Jul 18 2012
Achieving clear surgical margins is essential to the successful treatment of multivisceral resections in rectal cancer, a study confirms.
"The ability to obtain negative margins and perform sphincter-preserving surgery were the factors most strongly associated with favourable survival," say Philip Paty (Memorial Sloan-Kettering Cancer Center, New York, USA) and colleagues.
In the retrospective study, 4.6 times as many patients with R1 resection status, defined as a need for re-excision due to an involved margin, had local disease recurrence within 5 years compared with patients with no microscopic margin disease, or R0 status (69 vs 15%).
Patients without metastases were 2.2 times more likely to die within 5 years if their tumor was incompletely resected compared with those whose tumors were completely resected (25 vs 64%).
The study included 124 rectal cancer patients with en bloc resection of an adjacent organ or part of an adjacent organ. The 5-year overall survival rate for all patients was 53.3% and the 5-year local recurrence rate was 18.8%. The authors noted that in comparison to previous studies of standard rectal resection, there was a high prevalence of women in their sample (72.6%) and a low rate of sphincter preservation (37.9%).
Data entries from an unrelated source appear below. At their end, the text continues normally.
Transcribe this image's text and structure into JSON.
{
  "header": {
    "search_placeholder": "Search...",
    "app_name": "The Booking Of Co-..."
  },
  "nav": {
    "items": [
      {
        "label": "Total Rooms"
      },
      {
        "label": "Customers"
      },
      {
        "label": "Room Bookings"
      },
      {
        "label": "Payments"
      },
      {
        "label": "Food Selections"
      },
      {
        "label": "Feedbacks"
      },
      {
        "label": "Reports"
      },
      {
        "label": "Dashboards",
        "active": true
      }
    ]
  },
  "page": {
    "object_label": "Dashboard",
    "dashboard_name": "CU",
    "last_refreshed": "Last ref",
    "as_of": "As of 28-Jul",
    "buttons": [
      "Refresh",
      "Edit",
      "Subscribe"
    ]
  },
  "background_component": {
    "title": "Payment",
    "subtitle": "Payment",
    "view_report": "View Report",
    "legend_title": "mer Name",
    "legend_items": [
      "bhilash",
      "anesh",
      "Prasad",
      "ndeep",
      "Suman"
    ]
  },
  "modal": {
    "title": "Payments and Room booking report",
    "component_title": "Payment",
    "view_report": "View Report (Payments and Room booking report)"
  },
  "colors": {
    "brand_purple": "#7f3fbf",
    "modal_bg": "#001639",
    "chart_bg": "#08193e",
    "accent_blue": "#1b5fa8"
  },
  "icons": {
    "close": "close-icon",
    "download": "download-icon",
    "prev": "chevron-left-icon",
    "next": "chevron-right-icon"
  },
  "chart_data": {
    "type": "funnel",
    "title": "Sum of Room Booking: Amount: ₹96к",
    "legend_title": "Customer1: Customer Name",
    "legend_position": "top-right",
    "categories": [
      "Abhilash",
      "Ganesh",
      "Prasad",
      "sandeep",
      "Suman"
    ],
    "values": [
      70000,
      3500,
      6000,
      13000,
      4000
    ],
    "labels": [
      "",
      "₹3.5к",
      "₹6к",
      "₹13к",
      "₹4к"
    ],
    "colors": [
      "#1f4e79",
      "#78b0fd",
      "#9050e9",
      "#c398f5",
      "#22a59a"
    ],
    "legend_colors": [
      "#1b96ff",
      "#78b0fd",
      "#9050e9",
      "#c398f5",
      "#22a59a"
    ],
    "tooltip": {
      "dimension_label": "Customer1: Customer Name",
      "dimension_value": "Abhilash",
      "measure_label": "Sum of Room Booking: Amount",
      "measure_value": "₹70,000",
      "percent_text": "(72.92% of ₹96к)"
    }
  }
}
Reporting in the British Journal of Surgery, they found that the only factor associated with local recurrence was the completeness of resection.
Meanwhile, in addition to tumor resection status, factors associated with improved 5-year survival were sphincter-preserving surgery, lower overall pathologic stage, lower pathologic tumor category, absence of nodal disease, absence of metastatic disease, and absence of lymphovascular invasion.
Only 47 patients underwent sphincter-preserving surgery, which the authors suggest is due to the size of the tumors involved. Of patients who did not have sphincter-preserving surgery, 56% died within five years. However, patients in whom sphincter-preserving surgery was successfully performed had a 53% decreased risk for death within 5 years in comparison.
The authors also say that their study highlights a potential survival advantage for patients who respond well to neoadjuvant therapy. They found that, in the 100 patients who received neoadjuvant therapy, those with a tumor categorized T3-4 were at a 2.5 times greater risk for death within 5 years than those with tumor categorized as T0-2; however, this did not reach statistical significance.
This supports similar findings in standard rectal resection, although the authors stress that their small, retrospective study limits interpretation.
However, they conclude: "The data support the use of neoadjuvant treatment to downstage these large, locally advanced primary tumours and facilitate R0 resection."